Observations and Questions[edit]

  • We think it makes sense to edit the existing data records instead of simply adding new information, as we do not want to create duplicate values or overwrite the existing statements. However, individual editing takes more time than simply generating new information or data records.
  • There are different ways of assigning data, there are different data models (e.g. CIDOC CRM, LIDO) and database-specific procedures. As a result, there is sometimes no standardized procedure and categories are filled in differently. We have added/updated data here to the best of our knowledge and are happy to receive feedback.

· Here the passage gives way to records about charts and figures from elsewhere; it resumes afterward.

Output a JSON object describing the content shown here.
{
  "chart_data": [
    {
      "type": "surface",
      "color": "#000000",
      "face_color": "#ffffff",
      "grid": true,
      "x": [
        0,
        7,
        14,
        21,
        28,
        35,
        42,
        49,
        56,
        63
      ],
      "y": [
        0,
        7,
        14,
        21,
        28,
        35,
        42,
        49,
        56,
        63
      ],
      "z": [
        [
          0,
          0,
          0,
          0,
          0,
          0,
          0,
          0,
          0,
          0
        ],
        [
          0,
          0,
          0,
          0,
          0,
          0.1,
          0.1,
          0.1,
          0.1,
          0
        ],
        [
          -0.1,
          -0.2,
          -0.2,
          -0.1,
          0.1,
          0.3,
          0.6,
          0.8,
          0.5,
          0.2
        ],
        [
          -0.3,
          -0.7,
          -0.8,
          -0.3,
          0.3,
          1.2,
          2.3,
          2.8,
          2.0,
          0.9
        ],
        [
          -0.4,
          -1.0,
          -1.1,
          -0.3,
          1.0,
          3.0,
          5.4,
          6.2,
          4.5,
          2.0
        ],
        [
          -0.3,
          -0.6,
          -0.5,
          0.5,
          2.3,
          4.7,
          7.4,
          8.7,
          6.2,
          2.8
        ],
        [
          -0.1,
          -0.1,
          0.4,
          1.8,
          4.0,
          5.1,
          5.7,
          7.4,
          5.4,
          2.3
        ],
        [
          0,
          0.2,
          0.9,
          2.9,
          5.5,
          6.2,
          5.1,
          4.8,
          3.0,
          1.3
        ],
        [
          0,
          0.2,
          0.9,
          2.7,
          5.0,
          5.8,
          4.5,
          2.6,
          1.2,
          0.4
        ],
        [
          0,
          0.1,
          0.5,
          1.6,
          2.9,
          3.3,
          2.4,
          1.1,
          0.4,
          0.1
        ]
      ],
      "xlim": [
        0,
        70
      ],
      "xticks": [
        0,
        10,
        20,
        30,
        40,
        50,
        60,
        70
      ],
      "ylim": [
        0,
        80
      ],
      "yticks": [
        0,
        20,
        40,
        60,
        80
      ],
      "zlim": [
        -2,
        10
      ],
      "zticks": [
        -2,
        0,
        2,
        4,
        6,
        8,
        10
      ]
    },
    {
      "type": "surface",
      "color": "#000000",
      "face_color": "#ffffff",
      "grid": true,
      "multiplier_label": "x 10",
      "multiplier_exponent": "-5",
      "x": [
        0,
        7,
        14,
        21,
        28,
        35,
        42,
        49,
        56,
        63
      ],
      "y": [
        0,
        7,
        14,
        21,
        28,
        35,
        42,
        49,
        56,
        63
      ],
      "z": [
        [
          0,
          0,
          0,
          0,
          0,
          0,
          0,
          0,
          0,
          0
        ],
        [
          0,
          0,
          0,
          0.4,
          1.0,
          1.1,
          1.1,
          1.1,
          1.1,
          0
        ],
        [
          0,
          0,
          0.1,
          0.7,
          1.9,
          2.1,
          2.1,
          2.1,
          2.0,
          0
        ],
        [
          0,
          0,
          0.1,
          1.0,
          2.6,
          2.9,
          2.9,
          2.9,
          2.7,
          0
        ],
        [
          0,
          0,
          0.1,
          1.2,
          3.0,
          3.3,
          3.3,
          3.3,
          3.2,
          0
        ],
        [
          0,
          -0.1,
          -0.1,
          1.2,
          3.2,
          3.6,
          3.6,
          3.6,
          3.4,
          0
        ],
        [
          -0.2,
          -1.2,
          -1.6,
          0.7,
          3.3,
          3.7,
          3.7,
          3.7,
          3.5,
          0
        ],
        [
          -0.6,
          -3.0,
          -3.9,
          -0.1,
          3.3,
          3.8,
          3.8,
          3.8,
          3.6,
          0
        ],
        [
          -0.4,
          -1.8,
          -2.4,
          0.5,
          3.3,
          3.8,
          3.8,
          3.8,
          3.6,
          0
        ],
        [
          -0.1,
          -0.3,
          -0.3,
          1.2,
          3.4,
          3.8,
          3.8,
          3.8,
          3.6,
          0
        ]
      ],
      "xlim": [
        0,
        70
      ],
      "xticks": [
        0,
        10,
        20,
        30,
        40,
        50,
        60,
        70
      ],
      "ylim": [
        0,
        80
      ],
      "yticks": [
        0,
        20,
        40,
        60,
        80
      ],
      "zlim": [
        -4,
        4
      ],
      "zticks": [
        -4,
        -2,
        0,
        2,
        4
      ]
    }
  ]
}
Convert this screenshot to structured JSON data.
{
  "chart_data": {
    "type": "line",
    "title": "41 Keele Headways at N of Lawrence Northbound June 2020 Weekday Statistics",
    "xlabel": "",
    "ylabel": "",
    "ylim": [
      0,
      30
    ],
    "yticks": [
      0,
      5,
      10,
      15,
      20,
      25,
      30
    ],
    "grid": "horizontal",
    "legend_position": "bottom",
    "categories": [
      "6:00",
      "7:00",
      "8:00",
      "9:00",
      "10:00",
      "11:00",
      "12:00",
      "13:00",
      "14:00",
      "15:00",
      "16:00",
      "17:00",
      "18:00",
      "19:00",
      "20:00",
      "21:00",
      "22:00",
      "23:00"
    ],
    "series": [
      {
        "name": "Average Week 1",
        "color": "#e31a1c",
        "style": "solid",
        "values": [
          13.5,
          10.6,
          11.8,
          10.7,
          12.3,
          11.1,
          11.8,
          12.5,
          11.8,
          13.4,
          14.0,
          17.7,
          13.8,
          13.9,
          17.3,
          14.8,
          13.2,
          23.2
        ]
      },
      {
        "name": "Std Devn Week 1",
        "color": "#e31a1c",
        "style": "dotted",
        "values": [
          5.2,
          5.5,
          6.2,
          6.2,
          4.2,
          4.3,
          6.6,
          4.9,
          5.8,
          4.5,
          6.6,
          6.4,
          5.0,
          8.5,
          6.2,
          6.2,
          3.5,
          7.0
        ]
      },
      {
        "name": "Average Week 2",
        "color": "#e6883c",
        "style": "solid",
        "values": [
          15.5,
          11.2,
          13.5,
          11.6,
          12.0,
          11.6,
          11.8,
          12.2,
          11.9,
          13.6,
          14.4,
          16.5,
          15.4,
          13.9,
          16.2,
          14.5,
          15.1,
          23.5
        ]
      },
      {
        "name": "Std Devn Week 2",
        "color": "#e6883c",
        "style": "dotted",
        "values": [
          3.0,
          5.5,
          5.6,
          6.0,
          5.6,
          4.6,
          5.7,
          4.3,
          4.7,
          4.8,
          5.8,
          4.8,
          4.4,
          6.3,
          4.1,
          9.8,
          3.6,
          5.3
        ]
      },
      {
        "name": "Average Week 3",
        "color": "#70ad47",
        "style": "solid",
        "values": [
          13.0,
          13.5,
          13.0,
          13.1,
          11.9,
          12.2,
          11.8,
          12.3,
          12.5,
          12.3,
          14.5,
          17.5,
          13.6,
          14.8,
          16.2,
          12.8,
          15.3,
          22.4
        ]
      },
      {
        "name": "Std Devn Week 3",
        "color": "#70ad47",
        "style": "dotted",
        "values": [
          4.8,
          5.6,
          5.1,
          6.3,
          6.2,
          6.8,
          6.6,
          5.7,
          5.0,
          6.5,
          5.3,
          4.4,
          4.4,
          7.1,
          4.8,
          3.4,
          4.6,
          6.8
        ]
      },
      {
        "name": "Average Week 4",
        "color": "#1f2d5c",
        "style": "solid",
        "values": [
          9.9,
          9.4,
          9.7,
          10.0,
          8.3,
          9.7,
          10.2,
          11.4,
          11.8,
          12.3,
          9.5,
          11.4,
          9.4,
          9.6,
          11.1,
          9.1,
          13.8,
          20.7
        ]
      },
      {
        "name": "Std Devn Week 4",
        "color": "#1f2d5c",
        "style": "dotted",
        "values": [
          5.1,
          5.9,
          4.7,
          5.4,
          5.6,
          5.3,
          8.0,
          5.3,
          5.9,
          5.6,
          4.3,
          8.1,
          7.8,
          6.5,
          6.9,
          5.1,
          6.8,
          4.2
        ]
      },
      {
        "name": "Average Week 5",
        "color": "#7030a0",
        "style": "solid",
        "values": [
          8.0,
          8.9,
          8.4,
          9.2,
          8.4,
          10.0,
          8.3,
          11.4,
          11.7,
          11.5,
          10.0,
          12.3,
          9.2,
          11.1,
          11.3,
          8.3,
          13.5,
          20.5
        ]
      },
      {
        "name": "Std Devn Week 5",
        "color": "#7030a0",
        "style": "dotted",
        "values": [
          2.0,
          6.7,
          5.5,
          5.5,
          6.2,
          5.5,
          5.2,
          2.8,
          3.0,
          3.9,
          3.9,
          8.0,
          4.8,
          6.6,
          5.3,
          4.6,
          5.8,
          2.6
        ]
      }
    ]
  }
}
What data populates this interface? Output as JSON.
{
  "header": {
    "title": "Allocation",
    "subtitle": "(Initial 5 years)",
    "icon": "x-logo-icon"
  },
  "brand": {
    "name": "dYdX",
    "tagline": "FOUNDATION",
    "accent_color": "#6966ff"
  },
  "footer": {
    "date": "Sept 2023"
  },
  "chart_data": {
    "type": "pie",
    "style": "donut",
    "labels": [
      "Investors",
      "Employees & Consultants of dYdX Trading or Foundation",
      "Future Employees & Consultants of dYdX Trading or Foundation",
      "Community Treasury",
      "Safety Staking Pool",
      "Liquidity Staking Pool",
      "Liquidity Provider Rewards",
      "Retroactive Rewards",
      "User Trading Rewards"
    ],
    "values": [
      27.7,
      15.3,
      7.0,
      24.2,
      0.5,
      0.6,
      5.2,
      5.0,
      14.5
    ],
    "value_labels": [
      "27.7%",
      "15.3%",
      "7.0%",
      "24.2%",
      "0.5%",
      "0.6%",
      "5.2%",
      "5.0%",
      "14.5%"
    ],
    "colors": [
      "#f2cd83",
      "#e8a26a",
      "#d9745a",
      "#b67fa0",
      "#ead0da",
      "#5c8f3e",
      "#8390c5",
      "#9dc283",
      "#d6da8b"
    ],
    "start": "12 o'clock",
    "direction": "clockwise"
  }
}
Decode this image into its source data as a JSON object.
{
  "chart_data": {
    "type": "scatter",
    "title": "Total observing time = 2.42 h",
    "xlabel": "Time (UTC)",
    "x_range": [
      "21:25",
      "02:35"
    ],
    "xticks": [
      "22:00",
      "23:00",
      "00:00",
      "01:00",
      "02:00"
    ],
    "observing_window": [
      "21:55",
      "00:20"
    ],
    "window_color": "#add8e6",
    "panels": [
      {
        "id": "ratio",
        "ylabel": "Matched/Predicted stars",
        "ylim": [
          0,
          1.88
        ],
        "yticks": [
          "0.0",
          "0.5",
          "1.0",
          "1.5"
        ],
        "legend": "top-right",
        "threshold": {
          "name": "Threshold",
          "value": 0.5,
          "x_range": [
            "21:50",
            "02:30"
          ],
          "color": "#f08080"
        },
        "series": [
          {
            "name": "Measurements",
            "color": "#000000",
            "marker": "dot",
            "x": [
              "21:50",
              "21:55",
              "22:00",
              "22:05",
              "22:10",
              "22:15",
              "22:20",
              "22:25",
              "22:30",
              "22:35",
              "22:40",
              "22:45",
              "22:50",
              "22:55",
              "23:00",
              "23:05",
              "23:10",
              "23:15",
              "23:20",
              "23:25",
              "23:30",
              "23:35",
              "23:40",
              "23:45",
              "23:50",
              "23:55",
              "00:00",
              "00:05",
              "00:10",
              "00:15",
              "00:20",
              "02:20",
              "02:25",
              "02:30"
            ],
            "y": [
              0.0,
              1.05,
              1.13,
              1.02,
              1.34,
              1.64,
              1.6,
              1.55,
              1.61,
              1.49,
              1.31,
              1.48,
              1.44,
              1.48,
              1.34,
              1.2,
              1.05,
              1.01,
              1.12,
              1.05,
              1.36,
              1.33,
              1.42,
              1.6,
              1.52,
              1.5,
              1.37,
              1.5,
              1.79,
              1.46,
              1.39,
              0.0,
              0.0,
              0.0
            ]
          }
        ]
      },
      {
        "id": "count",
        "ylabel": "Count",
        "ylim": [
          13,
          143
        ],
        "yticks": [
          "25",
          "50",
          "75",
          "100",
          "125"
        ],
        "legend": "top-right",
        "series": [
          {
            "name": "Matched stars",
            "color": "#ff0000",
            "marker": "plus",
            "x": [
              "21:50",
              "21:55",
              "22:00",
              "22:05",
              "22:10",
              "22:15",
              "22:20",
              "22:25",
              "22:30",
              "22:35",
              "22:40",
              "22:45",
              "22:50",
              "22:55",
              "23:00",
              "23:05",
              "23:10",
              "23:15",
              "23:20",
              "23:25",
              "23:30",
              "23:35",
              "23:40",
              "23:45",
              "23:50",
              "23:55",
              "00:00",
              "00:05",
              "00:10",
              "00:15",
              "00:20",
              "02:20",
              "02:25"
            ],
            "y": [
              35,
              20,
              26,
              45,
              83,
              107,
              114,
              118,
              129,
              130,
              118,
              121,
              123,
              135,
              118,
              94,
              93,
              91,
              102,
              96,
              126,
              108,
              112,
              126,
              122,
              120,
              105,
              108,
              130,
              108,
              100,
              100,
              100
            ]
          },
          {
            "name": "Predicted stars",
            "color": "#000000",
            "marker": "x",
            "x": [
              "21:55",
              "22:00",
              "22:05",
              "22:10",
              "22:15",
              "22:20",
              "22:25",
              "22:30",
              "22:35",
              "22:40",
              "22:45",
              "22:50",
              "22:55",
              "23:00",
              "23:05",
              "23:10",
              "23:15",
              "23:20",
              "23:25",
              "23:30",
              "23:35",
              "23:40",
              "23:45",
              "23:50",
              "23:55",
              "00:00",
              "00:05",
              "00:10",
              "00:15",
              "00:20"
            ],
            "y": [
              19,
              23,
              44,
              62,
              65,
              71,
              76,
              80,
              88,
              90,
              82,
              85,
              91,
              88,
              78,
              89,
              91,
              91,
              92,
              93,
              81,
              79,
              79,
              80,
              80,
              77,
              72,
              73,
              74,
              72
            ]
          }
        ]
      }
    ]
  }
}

  • We have some quality concerns from a data science perspective: Different perspectives on data from Wikidata are interesting, but to effectively query or classify the data, it needs to be clean. For example, we found that for some works “oak wood” is specified as the material/surface, in others “oak panel”. For our part, we have tried to work as consistently as possible, but as mentioned, we have not deleted any other edits. What stage is the Wikidata community at? Is it about collecting more data first or standardising the data and improving the quality?
  • The works we worked on are all in the public domain, but we came across different information regarding "applies to jurisdiction" and "determination method" when specifying the copyright status. Some works had the indication "countries with 80 years pma or shorter" with "80 years or more after the death of the author(s)" others had the indication with 100 or 95 years. Since June 2021, the new copyright law has been in force in Germany, which transposes the EU Digital Single Market Directive into German law and clearly states in Part 7, Section 68 of the Copyright and Related Rights Act that "reproductions of public domain works of visual arts are not protected by related rights under Parts 2 and 3". As the works are located in Germany and are in the public domain after 70 years under German law, the information should actually read "countries with 70 years pma or shorter" and "70 years or more after author(s) death". We see the advantage of specifying the longest possible applicable period so that it is clear that if you live in a country with 100 years of copyright protection, the work is also in the public domain there. However, this would require works to be regularly checked for the public domain span. Our wish would be for all works to have a 70-year indication and for us to be able to standardize this so that there is no confusion as to why some of our works have a 100-year indication and others a 70-year indication. We would be pleased to receive feedback on this.